Alex Brummer

Should you invest in nuclear power companies? 

Energy used to be a super-safe sector — but political interference has changed all that

issue 02 November 2013

Power companies are the new banks as far as the public is concerned — but does that mean they’re not worth putting your money in? In any troubled marketplace there are always stocks to be picked, but current political turbulence makes that an unusually tough challenge in the UK energy sector.

Much anger is currently directed at the  ‘big six’ energy groups — Centrica, Scottish & Southern (SSE), Scottish Power, E.on, RWE and EDF — and their pricing power in the domestic market. The recent round of tariff rises, ahead of the winter heating season and in the face of a moderating wholesale market, served to underline the suggestion that they are price-gouging.

Labour leader Ed Miliband harnessed this discontent in his conference speech in Brighton in September with his vow of a two-year price freeze and abolition of the current regulator, Ofgem.
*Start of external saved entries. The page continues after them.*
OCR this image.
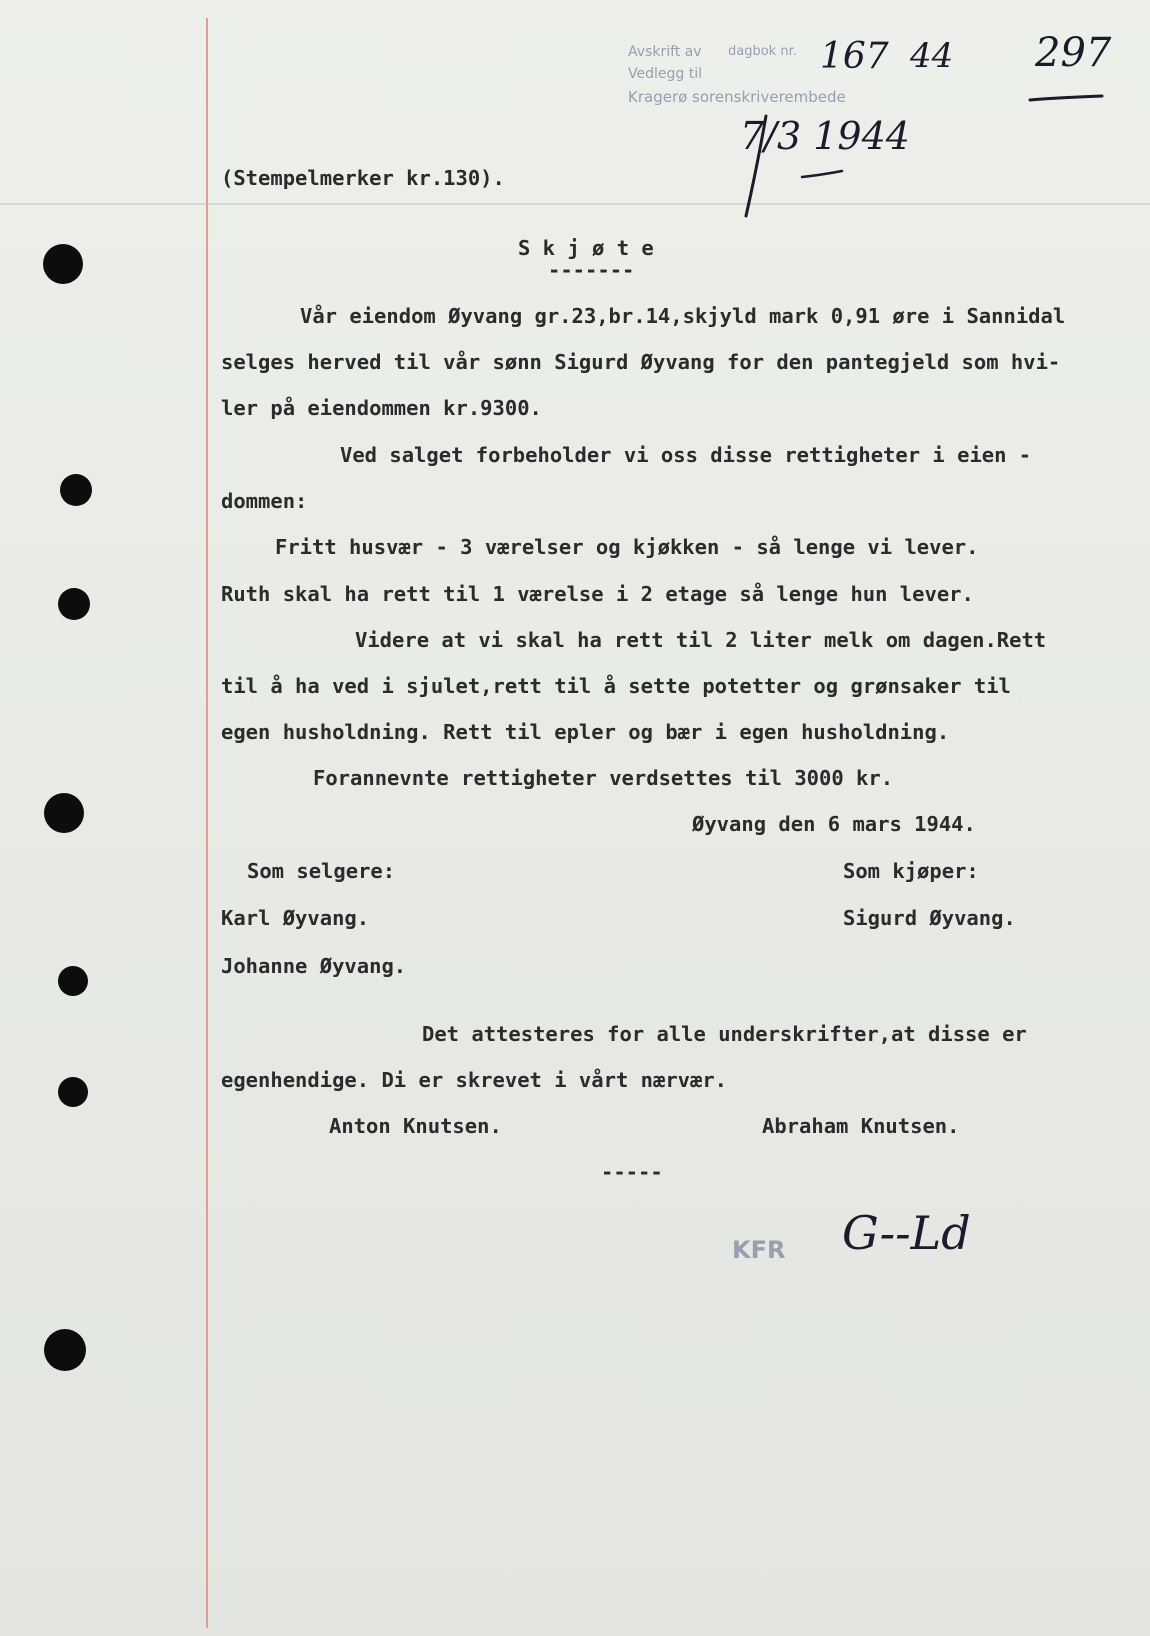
Avskrift av dagbok nr.
Vedlegg til
Kragerø sorenskriverembede
167 44
7/3 1944
297
(Stempelmerker kr.130).
S k j ø t e
-------
Vår eiendom Øyvang gr.23,br.14,skjyld mark 0,91 øre i Sannidal
selges herved til vår sønn Sigurd Øyvang for den pantegjeld som hvi-
ler på eiendommen kr.9300.
Ved salget forbeholder vi oss disse rettigheter i eien -
dommen:
Fritt husvær - 3 værelser og kjøkken - så lenge vi lever.
Ruth skal ha rett til 1 værelse i 2 etage så lenge hun lever.
Videre at vi skal ha rett til 2 liter melk om dagen.Rett
til å ha ved i sjulet,rett til å sette potetter og grønsaker til
egen husholdning. Rett til epler og bær i egen husholdning.
Forannevnte rettigheter verdsettes til 3000 kr.
Øyvang den 6 mars 1944.
Som selgere:	Som kjøper:
Karl Øyvang.	Sigurd Øyvang.
Johanne Øyvang.
Det attesteres for alle underskrifter,at disse er
egenhendige. Di er skrevet i vårt nærvær.
Anton Knutsen.	Abraham Knutsen.
-----
KFR G--Ld
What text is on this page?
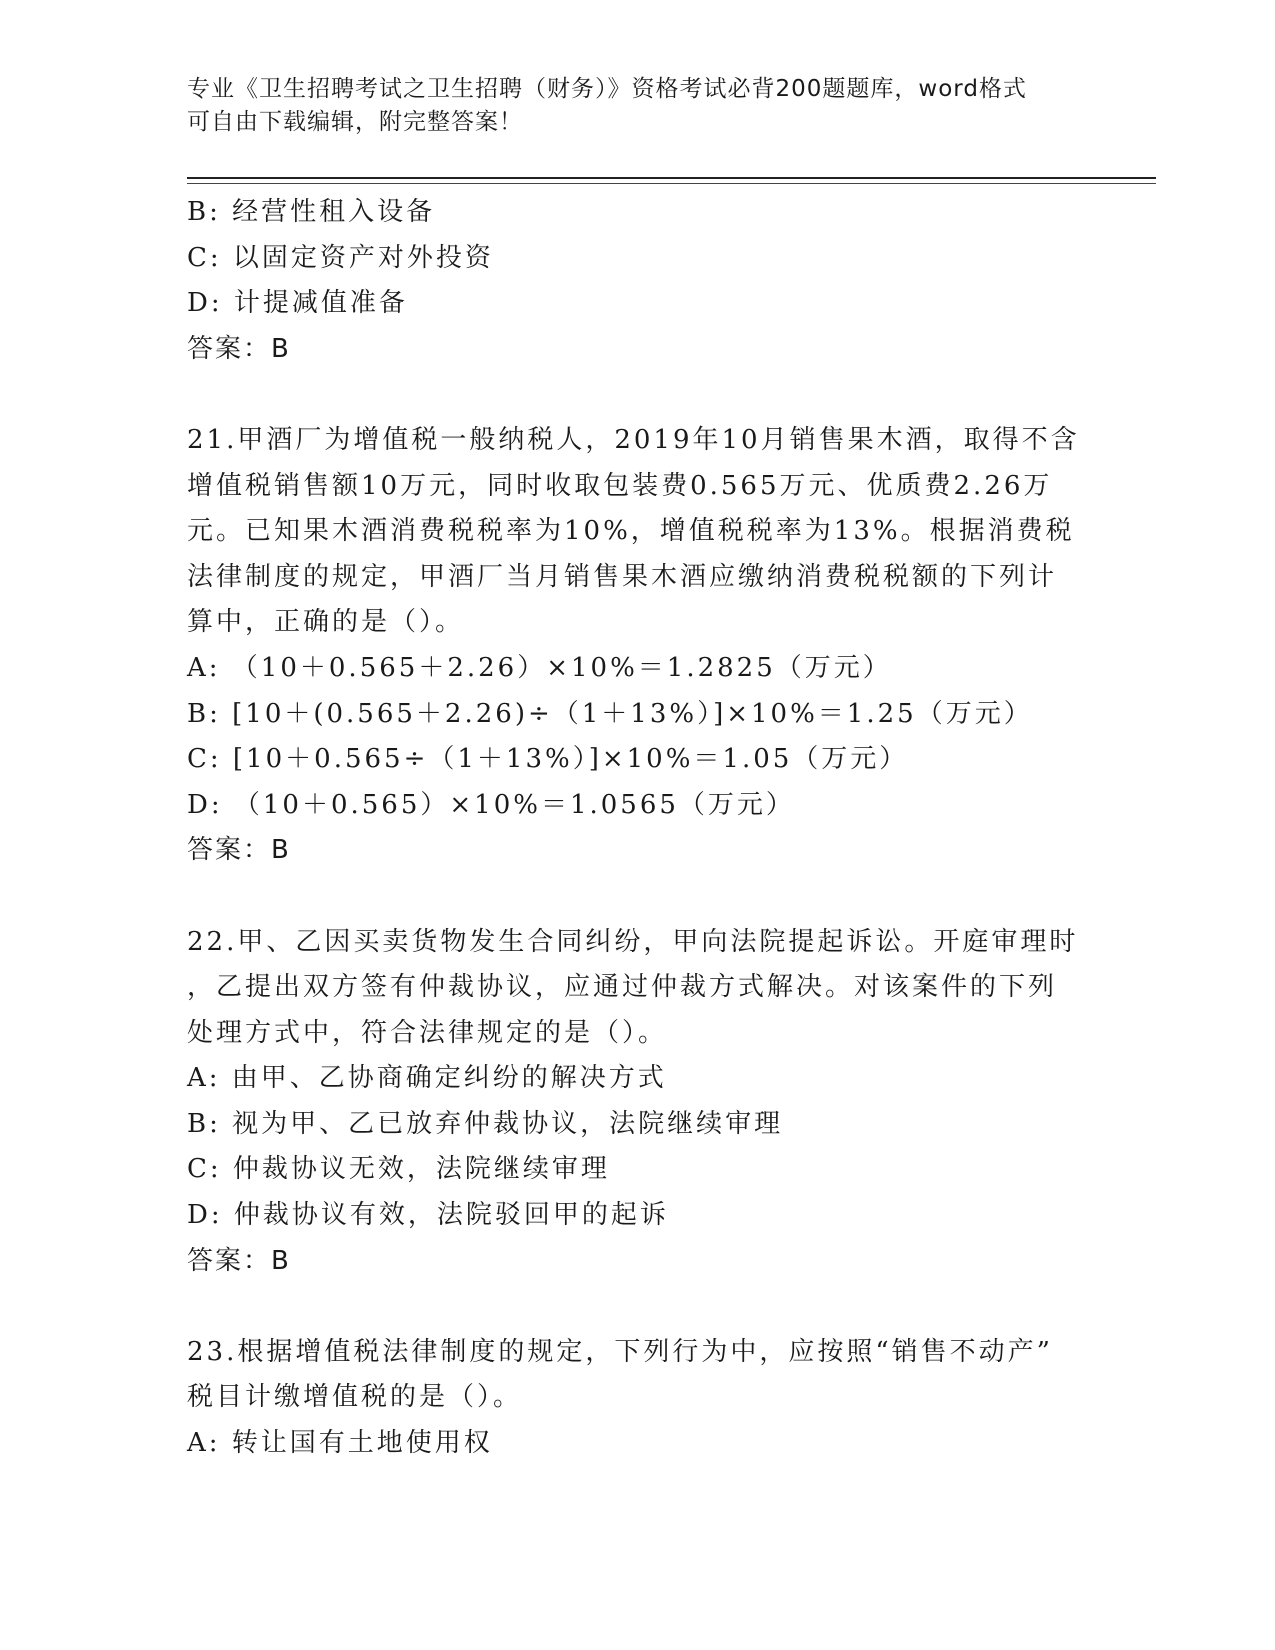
专业《卫生招聘考试之卫生招聘（财务）》资格考试必背200题题库，word格式
可自由下载编辑，附完整答案！
B: 经营性租入设备
C: 以固定资产对外投资
D: 计提减值准备
答案：B
21.甲酒厂为增值税一般纳税人，2019年10月销售果木酒，取得不含
增值税销售额10万元，同时收取包装费0.565万元、优质费2.26万
元。已知果木酒消费税税率为10%，增值税税率为13%。根据消费税
法律制度的规定，甲酒厂当月销售果木酒应缴纳消费税税额的下列计
算中，正确的是（）。
A: （10＋0.565＋2.26）×10%＝1.2825（万元）
B: [10＋(0.565＋2.26)÷（1＋13%）]×10%＝1.25（万元）
C: [10＋0.565÷（1＋13%）]×10%＝1.05（万元）
D: （10＋0.565）×10%＝1.0565（万元）
答案：B
22.甲、乙因买卖货物发生合同纠纷，甲向法院提起诉讼。开庭审理时
，乙提出双方签有仲裁协议，应通过仲裁方式解决。对该案件的下列
处理方式中，符合法律规定的是（）。
A: 由甲、乙协商确定纠纷的解决方式
B: 视为甲、乙已放弃仲裁协议，法院继续审理
C: 仲裁协议无效，法院继续审理
D: 仲裁协议有效，法院驳回甲的起诉
答案：B
23.根据增值税法律制度的规定，下列行为中，应按照“销售不动产”
税目计缴增值税的是（）。
A: 转让国有土地使用权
In fact, by promising a freeze 18 months before a general election, he may actually have encouraged the big six to gold-plate tariffs now, in case the controls should become a reality.

Without the freedom to raise prices, they claim new investment plans would be postponed, as would plans to bring mothballed gas generation back on line. This is not an empty threat: former regulator Alistair Buchanan estimated last year that the big six would need to find £33 billion in new equipment over the next decade just to keep our lights on.

But Miliband had detonated a political explosion. Initially coalition ministers argued that competition among suppliers and fixed-price tariffs would ease pressure on energy users; and over the longer term, fracking and new nuclear would help meet the country’s energy requirements. However, after the unhelpful intervention of former prime minister Sir John Major, who floated the idea of a windfall tax to subsidise poorer consumers, David Cameron was forced to respond.